An Indonesian policeman holds wreckage recovered from Lion Air flight JT610 which crashed into the sea, at Tanjung Priok port in Jakarta, Indonesia, October 29, 2018. The Boeing 737 MAX 8 literally fell out of the sky near where the two men were fishing about 15 km (9 miles) off the coast, silently at first and then with a deafening crash as it smacked into the sea. Police busied themselves with rubber dinghies and ambulances were lined up on the shoreline, but no one pretended that any of the 189 people on board flight JT610 would be found alive.
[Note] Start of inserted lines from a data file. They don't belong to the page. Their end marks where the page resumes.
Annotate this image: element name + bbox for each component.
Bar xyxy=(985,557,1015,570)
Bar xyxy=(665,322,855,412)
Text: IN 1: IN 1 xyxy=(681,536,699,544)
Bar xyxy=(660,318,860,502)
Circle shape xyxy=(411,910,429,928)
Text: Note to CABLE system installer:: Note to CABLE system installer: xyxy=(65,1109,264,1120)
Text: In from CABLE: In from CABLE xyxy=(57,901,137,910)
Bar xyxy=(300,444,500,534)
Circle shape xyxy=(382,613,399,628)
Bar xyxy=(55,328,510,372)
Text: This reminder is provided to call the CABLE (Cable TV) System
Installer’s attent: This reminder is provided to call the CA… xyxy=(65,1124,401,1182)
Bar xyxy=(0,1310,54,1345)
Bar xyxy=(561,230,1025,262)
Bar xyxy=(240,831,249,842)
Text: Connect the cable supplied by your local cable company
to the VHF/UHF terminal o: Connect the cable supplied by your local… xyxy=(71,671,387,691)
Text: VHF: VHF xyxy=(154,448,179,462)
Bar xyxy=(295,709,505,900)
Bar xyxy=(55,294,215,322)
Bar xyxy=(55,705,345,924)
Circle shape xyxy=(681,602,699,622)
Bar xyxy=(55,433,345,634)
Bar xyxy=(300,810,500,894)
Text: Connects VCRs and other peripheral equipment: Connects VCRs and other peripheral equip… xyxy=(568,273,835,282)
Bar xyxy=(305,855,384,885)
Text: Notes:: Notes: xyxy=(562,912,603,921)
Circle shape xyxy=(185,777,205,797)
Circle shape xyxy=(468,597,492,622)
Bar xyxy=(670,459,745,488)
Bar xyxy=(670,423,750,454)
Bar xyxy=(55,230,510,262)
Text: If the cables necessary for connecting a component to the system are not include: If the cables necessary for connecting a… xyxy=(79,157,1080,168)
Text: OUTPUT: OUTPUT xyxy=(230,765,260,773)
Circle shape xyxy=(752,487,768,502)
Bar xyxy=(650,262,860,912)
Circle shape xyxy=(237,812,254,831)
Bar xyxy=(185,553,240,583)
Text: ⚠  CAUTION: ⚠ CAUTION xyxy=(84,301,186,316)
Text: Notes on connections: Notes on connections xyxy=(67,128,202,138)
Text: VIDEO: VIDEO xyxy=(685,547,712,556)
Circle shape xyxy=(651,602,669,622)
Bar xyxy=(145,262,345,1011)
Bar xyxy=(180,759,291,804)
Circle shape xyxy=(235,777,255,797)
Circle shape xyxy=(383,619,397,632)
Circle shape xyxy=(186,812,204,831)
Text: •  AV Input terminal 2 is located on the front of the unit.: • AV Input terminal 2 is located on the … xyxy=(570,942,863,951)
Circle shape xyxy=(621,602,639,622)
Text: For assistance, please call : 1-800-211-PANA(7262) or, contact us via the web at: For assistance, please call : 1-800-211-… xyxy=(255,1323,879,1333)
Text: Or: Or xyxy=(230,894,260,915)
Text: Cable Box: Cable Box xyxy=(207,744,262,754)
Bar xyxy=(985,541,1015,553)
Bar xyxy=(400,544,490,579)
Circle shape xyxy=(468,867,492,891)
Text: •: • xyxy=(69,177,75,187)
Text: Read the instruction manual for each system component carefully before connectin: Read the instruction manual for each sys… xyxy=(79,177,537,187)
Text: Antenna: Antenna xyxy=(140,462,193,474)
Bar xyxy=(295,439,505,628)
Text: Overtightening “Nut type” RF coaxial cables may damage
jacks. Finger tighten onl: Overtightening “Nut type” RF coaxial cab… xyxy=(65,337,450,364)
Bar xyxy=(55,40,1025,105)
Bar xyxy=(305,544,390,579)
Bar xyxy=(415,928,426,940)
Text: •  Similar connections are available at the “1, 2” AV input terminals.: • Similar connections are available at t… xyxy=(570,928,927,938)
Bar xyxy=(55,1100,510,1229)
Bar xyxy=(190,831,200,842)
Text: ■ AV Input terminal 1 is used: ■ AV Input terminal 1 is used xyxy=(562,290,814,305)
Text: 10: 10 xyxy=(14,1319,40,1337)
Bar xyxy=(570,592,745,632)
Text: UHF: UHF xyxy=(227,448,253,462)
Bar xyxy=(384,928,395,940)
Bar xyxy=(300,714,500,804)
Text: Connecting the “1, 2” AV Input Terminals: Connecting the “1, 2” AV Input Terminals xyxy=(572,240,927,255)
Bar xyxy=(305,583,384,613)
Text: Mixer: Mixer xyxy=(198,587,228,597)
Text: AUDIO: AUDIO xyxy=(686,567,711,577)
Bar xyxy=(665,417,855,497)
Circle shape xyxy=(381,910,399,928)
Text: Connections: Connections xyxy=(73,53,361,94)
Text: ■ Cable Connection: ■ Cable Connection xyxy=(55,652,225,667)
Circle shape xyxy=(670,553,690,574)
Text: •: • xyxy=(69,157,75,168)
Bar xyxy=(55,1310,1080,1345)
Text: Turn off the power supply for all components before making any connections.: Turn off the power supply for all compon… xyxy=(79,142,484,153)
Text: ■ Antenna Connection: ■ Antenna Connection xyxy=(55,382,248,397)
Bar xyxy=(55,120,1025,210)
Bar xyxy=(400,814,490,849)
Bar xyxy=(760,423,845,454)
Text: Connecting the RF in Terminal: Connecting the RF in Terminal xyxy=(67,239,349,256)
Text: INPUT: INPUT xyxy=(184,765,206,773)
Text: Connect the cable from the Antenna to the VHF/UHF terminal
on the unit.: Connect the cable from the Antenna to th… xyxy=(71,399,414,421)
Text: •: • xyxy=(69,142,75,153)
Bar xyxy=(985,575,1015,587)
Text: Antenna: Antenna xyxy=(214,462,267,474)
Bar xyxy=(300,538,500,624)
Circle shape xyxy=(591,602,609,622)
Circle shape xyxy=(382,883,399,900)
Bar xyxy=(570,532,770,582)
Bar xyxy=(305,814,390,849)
REUTERS/Willy Kurniawan
TEMPO.CO, Jakarta - Task Executor of the Directorate General of Air Transportation Pramintohadi Sukarno said his office will study the Flight Crew Operating Manual Bulletin (FCOM) recently issued by Boeing as a preventive measure following the Lion Air flight JT 610 crash.
The ill-fated Lion Air jet plane used Boeing’s latest 737 MAX series, which according to an initial investigation by the National Transportation Safety Commission (KNKT) had allegedly experienced an instrumental anomaly caused by erroneous input in the plane’s angle of attack sensor.
“Boeing Co. stated that the FCOM was based on the information obtained from the crash of the Lion Air flight JT 610 into the Tanjung Karawang sea,” said Pramintohadi in a written statement today, Nov. 10.
“We are currently studying the emergency airworthiness directive (AD).”
The KNKT has worked in collaboration with the United States NTSB and Boeing to enable immediate actions by every stakeholder upon issuing preventive actions.